The Legislature will take the next step when its budgets are proposed. 

Strengthening the safety net

Washington has a number of safety net programs that help people exit homelessness or prevent low-income residents from falling into homelessness.

The Housing and Essential Needs (HEN) program helps extremely low-income residents in Washington pay for things like rent and utilities, move-in costs and basic life needs such as hygiene supplies and transportation costs. This program is available for people unable to work for at least 90 days due to physical and mental incapacity.

Right now, the state guarantees recipients get HEN benefits for only 90 days. Sen. Claire Wilson, D-Auburn, is sponsoring Senate Bill 5413 to extend HEN benefits to last for 12 months and ensure the clock starts ticking on that benefit period when a person experiencing homelessness actually starts moving into housing, not when they’re first approved by the state. Rep. Emily Alvarado, D-Seattle, is sponsoring the companion House Bill 1260.

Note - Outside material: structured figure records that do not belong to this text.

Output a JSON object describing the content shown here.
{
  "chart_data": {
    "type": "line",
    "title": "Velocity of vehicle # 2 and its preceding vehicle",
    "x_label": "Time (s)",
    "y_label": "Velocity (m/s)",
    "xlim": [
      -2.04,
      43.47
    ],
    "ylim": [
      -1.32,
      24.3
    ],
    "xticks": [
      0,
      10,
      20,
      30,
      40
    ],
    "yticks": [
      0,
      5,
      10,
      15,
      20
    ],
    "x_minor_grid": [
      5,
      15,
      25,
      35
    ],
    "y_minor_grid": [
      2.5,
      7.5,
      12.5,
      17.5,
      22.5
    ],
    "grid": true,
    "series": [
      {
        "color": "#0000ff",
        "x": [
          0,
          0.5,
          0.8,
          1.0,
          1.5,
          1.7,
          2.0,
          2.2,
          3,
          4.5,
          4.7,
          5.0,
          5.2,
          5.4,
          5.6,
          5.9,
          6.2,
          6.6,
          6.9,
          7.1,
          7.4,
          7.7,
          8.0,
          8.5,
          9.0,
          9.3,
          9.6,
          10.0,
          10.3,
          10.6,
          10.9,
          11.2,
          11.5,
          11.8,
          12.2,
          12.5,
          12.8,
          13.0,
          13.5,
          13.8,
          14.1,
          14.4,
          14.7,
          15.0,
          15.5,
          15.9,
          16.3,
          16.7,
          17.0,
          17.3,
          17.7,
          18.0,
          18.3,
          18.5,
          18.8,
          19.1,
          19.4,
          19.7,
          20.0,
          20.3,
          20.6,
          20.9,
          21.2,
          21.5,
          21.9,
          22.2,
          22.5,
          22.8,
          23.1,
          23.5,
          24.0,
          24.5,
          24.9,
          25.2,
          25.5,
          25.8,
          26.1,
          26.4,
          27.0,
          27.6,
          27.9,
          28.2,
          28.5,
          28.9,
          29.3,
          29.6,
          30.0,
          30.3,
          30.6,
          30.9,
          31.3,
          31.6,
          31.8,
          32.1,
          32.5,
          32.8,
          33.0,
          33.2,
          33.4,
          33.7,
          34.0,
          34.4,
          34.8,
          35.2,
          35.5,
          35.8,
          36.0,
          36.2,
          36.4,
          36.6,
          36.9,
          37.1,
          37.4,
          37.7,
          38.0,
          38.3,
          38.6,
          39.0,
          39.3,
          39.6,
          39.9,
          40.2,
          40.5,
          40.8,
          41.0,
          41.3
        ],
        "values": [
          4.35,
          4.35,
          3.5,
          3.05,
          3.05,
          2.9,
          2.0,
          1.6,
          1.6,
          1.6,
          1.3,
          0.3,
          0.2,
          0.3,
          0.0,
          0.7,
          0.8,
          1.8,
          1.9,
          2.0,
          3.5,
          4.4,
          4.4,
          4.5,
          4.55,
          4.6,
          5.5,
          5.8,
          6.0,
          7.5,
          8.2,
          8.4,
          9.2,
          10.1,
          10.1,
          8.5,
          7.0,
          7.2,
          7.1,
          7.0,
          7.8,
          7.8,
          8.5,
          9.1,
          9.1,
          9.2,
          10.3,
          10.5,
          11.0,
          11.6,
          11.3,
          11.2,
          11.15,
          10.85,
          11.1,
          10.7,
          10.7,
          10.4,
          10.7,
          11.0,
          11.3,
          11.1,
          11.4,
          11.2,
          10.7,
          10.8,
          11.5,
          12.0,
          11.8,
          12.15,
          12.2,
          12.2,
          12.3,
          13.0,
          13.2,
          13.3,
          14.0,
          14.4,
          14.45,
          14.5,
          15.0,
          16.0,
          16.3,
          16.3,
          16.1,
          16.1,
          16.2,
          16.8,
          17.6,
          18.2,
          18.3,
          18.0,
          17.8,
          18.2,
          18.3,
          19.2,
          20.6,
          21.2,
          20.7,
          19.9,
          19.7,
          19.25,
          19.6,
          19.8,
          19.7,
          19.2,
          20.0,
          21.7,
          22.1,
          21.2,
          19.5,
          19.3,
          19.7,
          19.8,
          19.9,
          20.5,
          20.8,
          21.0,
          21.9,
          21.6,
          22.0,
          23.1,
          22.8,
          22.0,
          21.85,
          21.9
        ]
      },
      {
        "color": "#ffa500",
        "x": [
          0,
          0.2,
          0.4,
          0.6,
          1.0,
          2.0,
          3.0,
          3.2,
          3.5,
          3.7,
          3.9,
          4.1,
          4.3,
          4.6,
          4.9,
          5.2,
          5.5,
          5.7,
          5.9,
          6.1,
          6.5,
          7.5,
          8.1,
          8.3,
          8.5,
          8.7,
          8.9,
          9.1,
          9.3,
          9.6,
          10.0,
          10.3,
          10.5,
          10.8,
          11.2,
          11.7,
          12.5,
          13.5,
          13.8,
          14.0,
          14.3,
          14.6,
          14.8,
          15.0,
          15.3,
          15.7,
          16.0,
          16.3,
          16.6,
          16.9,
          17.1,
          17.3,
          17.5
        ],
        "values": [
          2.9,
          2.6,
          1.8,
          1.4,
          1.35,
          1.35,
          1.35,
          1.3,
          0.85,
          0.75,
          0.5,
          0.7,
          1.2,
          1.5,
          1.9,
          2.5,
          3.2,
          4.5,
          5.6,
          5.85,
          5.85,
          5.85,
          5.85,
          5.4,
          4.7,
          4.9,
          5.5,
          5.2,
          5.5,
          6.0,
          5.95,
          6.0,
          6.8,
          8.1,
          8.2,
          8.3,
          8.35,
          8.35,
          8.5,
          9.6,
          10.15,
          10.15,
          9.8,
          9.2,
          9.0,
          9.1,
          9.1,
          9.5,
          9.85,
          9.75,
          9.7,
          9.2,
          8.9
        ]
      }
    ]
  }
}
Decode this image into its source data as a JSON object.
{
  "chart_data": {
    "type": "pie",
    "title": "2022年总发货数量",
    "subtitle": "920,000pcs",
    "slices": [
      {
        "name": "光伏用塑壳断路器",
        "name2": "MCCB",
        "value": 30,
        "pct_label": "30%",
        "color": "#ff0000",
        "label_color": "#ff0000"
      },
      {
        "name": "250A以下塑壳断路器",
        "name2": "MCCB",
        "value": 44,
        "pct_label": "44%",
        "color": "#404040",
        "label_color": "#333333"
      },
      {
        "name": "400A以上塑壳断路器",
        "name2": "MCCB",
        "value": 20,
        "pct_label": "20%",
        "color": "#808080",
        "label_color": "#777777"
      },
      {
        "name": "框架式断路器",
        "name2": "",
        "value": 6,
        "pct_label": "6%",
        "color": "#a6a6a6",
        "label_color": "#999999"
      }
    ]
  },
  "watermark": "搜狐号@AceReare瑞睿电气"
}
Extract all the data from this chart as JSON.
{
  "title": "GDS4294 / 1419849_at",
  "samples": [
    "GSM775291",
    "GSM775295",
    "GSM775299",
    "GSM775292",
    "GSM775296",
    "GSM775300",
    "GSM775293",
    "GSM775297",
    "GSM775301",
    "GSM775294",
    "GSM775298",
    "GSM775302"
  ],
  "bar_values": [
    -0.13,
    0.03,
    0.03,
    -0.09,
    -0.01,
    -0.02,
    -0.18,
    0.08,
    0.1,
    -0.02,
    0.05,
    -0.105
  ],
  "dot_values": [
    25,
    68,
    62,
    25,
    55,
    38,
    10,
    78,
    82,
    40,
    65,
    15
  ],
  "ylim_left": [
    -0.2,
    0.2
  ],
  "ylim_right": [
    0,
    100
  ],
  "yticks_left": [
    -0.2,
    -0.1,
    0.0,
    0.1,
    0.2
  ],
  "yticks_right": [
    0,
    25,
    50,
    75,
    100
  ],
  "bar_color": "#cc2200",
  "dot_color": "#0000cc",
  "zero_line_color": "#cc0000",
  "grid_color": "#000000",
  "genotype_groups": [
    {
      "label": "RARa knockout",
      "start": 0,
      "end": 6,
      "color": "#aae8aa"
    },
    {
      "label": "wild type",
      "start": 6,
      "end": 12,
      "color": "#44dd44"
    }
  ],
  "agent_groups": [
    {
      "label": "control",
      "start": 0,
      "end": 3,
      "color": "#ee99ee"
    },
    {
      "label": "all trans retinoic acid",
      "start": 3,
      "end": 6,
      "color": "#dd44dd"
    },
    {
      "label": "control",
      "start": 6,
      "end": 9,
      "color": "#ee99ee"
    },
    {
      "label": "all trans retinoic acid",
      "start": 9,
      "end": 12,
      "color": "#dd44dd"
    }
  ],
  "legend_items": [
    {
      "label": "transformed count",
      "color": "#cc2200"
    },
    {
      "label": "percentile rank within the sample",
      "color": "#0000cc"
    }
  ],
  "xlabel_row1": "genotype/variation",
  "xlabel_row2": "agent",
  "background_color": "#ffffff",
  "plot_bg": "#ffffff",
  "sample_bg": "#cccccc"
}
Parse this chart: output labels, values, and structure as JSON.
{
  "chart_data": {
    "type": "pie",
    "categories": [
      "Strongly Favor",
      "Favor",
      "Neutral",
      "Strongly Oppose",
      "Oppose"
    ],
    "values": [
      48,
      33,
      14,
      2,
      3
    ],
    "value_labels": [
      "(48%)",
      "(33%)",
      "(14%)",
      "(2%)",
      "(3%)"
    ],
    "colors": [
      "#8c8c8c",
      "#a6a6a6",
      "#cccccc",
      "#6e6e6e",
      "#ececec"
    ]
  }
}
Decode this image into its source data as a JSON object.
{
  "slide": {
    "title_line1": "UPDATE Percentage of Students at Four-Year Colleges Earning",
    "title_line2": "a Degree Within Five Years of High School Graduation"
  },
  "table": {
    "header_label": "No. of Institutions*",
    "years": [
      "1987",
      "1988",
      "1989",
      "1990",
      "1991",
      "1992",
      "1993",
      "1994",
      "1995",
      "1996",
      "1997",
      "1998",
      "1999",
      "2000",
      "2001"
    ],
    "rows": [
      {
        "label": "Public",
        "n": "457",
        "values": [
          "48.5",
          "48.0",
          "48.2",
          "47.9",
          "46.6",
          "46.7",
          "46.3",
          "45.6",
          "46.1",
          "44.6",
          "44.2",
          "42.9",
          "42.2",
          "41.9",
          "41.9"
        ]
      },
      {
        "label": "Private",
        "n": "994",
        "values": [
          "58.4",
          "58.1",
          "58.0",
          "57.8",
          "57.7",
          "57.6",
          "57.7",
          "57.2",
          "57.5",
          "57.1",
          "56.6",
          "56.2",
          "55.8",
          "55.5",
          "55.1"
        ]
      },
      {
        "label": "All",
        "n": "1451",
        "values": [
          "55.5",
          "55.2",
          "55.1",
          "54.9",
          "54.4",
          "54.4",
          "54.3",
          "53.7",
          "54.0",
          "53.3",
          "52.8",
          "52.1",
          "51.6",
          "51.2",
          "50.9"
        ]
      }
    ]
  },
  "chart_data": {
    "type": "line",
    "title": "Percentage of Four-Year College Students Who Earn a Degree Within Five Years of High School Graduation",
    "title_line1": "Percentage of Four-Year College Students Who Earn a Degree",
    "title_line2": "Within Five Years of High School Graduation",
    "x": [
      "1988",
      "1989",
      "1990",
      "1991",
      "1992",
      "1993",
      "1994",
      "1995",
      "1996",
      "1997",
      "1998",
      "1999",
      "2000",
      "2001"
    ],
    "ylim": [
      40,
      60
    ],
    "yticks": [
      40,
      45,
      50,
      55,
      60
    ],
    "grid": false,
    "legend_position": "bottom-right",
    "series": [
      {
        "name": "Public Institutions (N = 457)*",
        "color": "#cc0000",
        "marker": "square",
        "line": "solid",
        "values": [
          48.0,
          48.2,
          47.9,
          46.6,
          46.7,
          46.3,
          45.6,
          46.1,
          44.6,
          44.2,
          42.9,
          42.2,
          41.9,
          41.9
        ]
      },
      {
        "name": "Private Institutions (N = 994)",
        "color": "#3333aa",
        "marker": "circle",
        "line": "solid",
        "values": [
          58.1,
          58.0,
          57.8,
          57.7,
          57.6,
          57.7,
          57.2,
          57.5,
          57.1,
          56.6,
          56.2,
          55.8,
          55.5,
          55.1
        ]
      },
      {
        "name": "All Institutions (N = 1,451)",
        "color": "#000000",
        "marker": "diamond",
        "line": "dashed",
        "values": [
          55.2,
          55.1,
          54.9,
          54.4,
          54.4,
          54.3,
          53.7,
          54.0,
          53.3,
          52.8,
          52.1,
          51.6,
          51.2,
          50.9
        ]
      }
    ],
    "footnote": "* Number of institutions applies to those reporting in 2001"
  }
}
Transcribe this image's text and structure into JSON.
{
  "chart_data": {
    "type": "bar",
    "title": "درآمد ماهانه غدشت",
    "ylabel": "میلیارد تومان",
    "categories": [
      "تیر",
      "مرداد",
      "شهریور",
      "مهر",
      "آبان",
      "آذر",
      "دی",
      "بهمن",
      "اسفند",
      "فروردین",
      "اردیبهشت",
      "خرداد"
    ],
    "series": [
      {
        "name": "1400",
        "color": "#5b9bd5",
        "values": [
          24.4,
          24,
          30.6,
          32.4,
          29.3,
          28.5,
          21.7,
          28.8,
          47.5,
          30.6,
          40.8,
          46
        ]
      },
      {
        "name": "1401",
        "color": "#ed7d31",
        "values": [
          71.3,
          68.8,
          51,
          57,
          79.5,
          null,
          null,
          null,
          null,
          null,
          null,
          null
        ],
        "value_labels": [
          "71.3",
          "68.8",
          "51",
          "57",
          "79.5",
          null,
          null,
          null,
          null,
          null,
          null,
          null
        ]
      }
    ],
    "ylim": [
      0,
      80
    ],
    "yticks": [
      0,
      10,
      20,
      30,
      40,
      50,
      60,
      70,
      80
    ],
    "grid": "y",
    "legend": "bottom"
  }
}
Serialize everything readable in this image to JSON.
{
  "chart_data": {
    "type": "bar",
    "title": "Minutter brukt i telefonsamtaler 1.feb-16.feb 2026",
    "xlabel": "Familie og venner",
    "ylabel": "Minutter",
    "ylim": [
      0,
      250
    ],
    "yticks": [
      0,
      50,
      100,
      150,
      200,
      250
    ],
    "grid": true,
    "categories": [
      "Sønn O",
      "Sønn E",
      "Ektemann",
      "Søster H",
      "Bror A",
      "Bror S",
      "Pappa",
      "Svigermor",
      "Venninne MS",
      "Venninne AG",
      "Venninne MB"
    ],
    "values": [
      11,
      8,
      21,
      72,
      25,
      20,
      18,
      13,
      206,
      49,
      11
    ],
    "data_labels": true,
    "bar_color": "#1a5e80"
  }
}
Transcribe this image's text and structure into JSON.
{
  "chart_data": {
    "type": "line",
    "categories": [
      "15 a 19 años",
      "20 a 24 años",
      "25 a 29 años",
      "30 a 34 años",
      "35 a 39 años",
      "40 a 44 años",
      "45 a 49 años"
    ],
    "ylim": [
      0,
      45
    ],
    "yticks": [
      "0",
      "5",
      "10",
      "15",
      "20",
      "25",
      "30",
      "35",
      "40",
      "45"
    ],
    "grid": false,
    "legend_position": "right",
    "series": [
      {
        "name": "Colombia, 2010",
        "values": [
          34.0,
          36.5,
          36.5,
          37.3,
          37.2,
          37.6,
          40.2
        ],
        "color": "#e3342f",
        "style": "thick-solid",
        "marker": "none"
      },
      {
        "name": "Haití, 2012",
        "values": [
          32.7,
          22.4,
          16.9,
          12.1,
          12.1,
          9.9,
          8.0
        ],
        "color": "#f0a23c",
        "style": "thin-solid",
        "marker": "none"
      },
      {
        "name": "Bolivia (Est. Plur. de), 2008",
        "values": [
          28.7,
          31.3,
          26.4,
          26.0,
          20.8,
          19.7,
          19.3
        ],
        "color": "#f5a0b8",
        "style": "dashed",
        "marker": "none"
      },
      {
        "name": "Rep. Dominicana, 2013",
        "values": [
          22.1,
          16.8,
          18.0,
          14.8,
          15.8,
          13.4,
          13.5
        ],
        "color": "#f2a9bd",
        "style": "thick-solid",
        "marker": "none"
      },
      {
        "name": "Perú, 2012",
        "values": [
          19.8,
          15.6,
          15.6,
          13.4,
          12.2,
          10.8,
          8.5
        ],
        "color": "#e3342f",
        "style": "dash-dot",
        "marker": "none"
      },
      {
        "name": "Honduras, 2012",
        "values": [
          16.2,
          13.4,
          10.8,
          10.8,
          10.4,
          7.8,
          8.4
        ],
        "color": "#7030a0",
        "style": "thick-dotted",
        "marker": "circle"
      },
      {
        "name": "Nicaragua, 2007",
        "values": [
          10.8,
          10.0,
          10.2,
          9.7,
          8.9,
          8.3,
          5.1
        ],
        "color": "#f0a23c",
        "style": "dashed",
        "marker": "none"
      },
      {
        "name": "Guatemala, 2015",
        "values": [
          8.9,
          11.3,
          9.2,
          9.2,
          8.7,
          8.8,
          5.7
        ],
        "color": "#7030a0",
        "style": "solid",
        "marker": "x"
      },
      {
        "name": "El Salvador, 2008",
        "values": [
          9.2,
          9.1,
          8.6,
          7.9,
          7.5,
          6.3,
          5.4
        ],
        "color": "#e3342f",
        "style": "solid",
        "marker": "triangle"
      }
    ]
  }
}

“Who’s going to sign a 6- or 12-month lease to someone with three months of benefit left?” asked Alison Eisinger, executive director of the Seattle King County Coalition on Homelessness. “HEN is not perfect. But it works. It helps people get into housing and access to other benefits they need. We’re kidding ourselves if we think there’s a solution to homelessness that doesn’t involve strengthening access to these programs.”

To that end, Eisinger hopes to see the Legislature dedicate more money to the HEN program in its budget. She says many thousands more low-income residents are eligible for HEN than the program has money to help. The governor has proposed increasing HEN’s budget by $15 million.

Similar to HEN, many low-income residents unable to work in Washington rely on a temporary benefit called Aged, Blind or Disabled Cash Assistance Program (ABD). It’s available to low-income residents experiencing a disability or who are over age 65 and eligible for federal Supplemental Security Income (SSI). ABD is meant to help people in the short term because SSI typically takes three to five months to qualify for and often longer.

ABD provides up to $417 a month in cash assistance for individuals and $528 for married couples. Under current law, ABD recipients must pay the state back for the cash assistance once they start receiving federal SSI benefits.

“They have to pay back a few thousand dollars and people are devastated when they find out,” said Sara Robbins, Seattle King County Coalition on Homelessness’s policy manager. “That’s money that’s supposed to go to rent. Or paying people back that were helping them through their period of disability.”

In addition to HEN, Sen. Wilson’s and Rep. Alvarado’s bills would also eliminate the requirement that ABD recipients pay cash back to the state.

Paying for more housing

“No amount of homeless services will end the crisis of homelessness without housing,” said Eisinger of the Coalition on Homelessness. “We always have to be working on both sets of issues at once.”

Washington’s Housing Trust Fund is the key source of state money that helps pay for the construction of subsidized affordable housing. Last year the Legislature invested $290 million in the Housing Trust Fund, some of which came from one-time federal COVID-19 grants. It was the first time since before the Great Recession that the fund had passed the $200 million mark.

This year, the governor’s proposed budget would put $200 million in the Trust Fund. Advocates want to see the Legislature double that number.

In addition to paying for housing construction through the capital budget, Gov. Inslee wants to increase the state’s bonding capacity to fund $4 billion in construction and homeless services. The Legislature will need to approve the idea, but if they do, Washington voters will have the final say on November's ballot.

If the bond measure passes, the money would help pay for construction of an additional 5,300 units of affordable housing over the next two years, beyond the 2,200 units that Inslee’s proposed 2023-2025 budget would fund. Over the subsequent six years, the bonds would help pay for construction of another 19,000 units.